Tous saints ? Tous concernés ?

Appelés au bonheur ? À la Toussaint, nous fêtons ceux qui le connaissent déjà en plénitude : les saints. Elle nous invite à la même béatitude.

A admirer les statues de saints qui ornent nos églises, nous pourrions nous dire : « Non, décidément, la sainteté n’est pas pour nous ». Qui se verrait, en effet, terrasser un dragon comme saint Georges ? Qui oserait admettre qu’il suffirait de « ramasser une aiguille par amour », comme la petite Thérèse, pour être saint ? La sainteté serait-elle une récompense donnée au ciel et réservée à une élite, aux chouchous de Dieu ? Et pourtant, ces saints que nous vénérons le jour de la fête de Toussaint sont bien 100% humains, ni super-héros, ni extra-terrestres. Ils ont vécu la même vie que nous : les pieds bien ancrés au sol et le cœur tourné vers le ciel. Ils ont entendu l’appel du Seigneur, ils y ont répondu et y sont restés fidèles. Sommes-nous tout autant concernés ?
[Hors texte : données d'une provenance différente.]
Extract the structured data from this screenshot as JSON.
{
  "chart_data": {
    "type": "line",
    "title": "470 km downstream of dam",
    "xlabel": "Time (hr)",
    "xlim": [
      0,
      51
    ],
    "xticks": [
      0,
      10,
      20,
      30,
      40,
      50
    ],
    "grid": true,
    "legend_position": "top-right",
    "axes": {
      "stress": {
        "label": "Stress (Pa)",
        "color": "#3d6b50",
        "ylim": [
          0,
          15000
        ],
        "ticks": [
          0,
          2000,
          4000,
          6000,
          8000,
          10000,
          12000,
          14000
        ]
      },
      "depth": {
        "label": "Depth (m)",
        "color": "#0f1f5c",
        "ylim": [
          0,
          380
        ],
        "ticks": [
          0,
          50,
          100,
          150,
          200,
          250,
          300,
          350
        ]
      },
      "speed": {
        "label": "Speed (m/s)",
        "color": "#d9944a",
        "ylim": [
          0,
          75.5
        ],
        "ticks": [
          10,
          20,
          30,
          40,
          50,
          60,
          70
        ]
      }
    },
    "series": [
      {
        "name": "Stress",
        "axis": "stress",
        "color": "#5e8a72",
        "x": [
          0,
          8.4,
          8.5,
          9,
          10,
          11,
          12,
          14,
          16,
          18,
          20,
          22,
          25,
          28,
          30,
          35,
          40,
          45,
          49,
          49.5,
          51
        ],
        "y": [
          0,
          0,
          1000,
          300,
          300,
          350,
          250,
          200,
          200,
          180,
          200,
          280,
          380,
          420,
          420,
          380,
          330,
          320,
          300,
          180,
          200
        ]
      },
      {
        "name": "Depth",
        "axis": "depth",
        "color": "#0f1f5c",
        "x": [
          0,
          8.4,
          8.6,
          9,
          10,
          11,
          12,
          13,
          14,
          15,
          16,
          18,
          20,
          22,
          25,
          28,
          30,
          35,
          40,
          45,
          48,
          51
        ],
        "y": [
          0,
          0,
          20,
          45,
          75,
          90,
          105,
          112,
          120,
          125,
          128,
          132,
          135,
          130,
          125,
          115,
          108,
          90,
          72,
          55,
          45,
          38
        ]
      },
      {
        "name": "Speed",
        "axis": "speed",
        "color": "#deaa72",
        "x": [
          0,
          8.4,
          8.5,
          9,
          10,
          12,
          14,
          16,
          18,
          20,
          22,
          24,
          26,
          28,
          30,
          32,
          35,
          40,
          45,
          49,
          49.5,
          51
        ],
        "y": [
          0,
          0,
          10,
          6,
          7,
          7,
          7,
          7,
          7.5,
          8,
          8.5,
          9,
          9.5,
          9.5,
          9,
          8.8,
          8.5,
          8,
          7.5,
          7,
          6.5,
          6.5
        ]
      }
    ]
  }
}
Tous appelés à la sainteté

Par le baptême, chacun est appelé par Dieu à être saint en sa présence. « L’appel à la plénitude de la vie chrétienne et à la perfection de la charité s’adresse à tous ceux qui croient au Christ, quel que soient leur rang et leur état », précise le catéchisme de l’Église catholique (n°2013).

Ainsi, laïcs, prêtres, religieux, célibataires ou mariés, jeunes ou moins jeunes, tous sont appelés par Dieu à la béatitude chrétienne. Et ce sont justement les béatitudes qu’égraine l’Évangile de saint Matthieu, proclamé lors de la messe du premier novembre : « Bienheureux les cœurs purs car ils verront Dieu ; bienheureux les affligés car ils seront consolés … »

La loi de l’attraction divine

Ces béatitudes sont toujours construites en deux temps, comme le montre le frère Emmanuel Perrier, op : « Le temps où l’on est dépouillé, où le désir de Dieu se creuse, puis le temps où l’on reçoit de Dieu un don à la mesure de Dieu. Le chemin des Béatitudes est un chemin vers la béatitude, un chemin par lequel sont passés ceux qui voient Dieu. »

Ce chemin emprunté par les saints est le même pour nous, si nous voulons le suivre. Car, plus nous fréquenterons les saints, plus nous désirerons connaître et aimer Dieu comme eux. C’est « la loi de l’attraction divine » précise ce même dominicain.

Faire ou aimer ?

Mais qu’ont fait ces saints pour connaître ainsi la béatitude ? Ils n’ont rien fait justement, ils ont aimé. Bernadette Soubirous n’est pas sainte parce qu’elle a vu la Sainte Vierge. Et François Bernardone n’est pas saint parce qu’il a fondé l’ordre des franciscains. Laissons le pape François nous donner quelques pistes : « Le Règne des cieux (…) est pour tous ceux qui ne placent pas leur confiance dans les choses mais dans l’amour de Dieu ; pour ceux qui ont un cœur simple, humble, qui ne prétendent pas être justes et qui ne jugent pas les autres, pour ceux qui savent souffrir avec ceux qui souffrent et se réjouir avec ceux qui se réjouissent, qui ne sont pas violents mais miséricordieux et qui cherchent à être artisans de la réconciliation et de la paix. »

Ces attitudes ne sont-elles pas à notre portée ? Oui, avec l’aide de Dieu. Osons les faire nôtre, en suivant l’exemple des saints. Jeanne Jugan le disait ainsi simplement : « Aimez bien le bon Dieu ! Il est si bon le bon Dieu! Tout pour Lui, faites tout par amour. (…) Quand vous serez vieux, vous ne verrez plus rien, moi, je ne vois plus que le bon Dieu ! ».

Nous sommes attendus

Voir le bon Dieu : c’est cela, la béatitude ! Puisqu’à la Toussaint, la porte est ouverte sur le ciel, observons : une grande table avec le Christ et la Vierge Marie au centre, tous les saints assis de part et d’autre. Et des places libres, avec le nom de chacun de nous, inscrit en pointillés. Nous sommes invités. Nous sommes attendus. « Réjouissez-vous car vos noms sont inscrits dans les cieux. » (Luc 10, 20).